Douces températures : La production des vins et cidres de glace compromise

ALCOOL. La météo actuelle donne des sueurs froides aux cidriculteurs de la région, qui craignent que le temps doux affecte la production de cidre de glace, s’il perdure jusqu’en janvier. Déjà, les effets des températures au-delà des normales saisonnières

C’est notamment le cas au Domaine Cartier-Potelle à Rougemont où plus de 300 pommiers réservés à la production du cidre de glace ont déjà perdu la moitié de leurs pommes, comparativement à 30% les années précédentes.

Comme l’explique le propriétaire, Jean-Pierre Potelle, une des techniques pour produire du cidre de glace, la cryoextraction, consiste à laisser les pommes gelées dans l’arbre et à les cueillir ensuite au cours du mois de décembre.
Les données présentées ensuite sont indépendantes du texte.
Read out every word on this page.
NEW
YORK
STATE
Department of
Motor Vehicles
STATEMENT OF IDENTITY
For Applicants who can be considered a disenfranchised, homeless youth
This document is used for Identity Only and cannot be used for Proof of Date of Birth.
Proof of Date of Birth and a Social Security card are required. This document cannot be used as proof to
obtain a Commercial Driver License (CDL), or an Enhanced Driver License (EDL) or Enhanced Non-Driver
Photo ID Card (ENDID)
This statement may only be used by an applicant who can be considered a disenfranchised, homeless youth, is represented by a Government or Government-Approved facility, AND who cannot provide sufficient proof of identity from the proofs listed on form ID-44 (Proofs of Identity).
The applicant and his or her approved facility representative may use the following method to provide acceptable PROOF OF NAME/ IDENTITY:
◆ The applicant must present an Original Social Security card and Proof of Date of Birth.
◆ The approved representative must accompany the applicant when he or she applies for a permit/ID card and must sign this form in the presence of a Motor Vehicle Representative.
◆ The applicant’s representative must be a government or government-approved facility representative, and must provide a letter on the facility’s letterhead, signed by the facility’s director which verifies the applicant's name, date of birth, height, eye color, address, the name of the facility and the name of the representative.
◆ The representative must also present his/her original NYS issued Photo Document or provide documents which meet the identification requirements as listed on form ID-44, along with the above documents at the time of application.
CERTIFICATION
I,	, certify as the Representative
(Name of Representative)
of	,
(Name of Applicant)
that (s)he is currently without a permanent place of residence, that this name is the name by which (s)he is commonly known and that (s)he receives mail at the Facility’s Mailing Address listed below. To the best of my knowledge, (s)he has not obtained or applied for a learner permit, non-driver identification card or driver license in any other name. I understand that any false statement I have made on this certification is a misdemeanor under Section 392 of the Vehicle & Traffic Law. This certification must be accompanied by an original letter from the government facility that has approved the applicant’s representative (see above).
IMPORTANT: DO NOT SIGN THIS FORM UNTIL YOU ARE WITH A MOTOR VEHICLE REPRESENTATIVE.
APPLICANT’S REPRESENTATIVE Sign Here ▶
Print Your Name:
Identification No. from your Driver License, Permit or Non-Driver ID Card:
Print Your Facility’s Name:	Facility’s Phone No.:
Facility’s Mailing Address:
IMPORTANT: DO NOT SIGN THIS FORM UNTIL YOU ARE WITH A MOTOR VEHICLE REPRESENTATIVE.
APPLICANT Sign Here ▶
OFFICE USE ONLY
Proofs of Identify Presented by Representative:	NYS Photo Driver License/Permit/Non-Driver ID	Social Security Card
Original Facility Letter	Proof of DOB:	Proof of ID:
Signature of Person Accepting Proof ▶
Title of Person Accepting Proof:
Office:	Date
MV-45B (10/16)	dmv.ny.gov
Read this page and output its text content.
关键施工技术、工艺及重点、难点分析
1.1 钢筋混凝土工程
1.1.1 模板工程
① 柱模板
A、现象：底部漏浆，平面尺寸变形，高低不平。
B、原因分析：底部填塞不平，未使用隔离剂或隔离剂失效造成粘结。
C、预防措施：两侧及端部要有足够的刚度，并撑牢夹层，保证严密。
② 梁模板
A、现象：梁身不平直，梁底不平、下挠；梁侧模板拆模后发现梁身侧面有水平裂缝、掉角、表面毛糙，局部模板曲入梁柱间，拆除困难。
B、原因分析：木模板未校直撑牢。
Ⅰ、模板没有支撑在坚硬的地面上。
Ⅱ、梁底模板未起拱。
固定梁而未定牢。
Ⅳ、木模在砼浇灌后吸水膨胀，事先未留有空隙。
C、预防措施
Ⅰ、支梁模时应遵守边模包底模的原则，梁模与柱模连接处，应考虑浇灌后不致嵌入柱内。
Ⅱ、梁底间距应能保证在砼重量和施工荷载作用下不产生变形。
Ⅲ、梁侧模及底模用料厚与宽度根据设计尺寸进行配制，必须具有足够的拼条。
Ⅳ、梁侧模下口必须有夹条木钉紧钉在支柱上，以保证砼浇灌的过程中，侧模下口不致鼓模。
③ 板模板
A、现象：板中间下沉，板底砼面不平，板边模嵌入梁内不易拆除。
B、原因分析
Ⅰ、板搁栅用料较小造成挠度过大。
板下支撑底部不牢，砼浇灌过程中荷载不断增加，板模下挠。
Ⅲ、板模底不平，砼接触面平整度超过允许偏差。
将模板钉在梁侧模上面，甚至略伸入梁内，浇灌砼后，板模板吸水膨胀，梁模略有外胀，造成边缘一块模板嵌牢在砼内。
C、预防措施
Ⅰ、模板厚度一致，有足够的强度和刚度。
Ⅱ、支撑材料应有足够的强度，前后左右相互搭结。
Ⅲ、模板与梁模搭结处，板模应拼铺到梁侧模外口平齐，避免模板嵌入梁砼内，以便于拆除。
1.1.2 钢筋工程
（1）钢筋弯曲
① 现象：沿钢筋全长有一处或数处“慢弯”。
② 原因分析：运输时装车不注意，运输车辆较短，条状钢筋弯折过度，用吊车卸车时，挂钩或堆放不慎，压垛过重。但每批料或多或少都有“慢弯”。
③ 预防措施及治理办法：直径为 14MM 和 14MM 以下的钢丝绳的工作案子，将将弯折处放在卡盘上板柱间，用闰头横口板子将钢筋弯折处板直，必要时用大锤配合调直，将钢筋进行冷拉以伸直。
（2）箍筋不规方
Toutefois, cette année, la cueillette a dû être reportée au risque de perdre une partie des récoltes.

«Le temps doux fait que les pommes sont plus molles et qu’elles risquent de s’abîmer et de se défaire en les prenant. Là, ce n’est pas dramatique, mais ça va devenir problématique si le temps doux se poursuit », affirme M. Potelle.

Bien que ce dernier ne connaisse pas encore les répercussions exactes sur sa production de cidre de glace, il envisage de devoir réduire son nombre de bouteilles de 5000 à 4000.

À la Cidrerie Michel Jodoin, la production du cidre de glace a deux ou trois semaines de retard. «Plus nous attendons l’arrivée du temps froid, plus ça affecte nos rendements», se désole le propriétaire, Michel Jodoin.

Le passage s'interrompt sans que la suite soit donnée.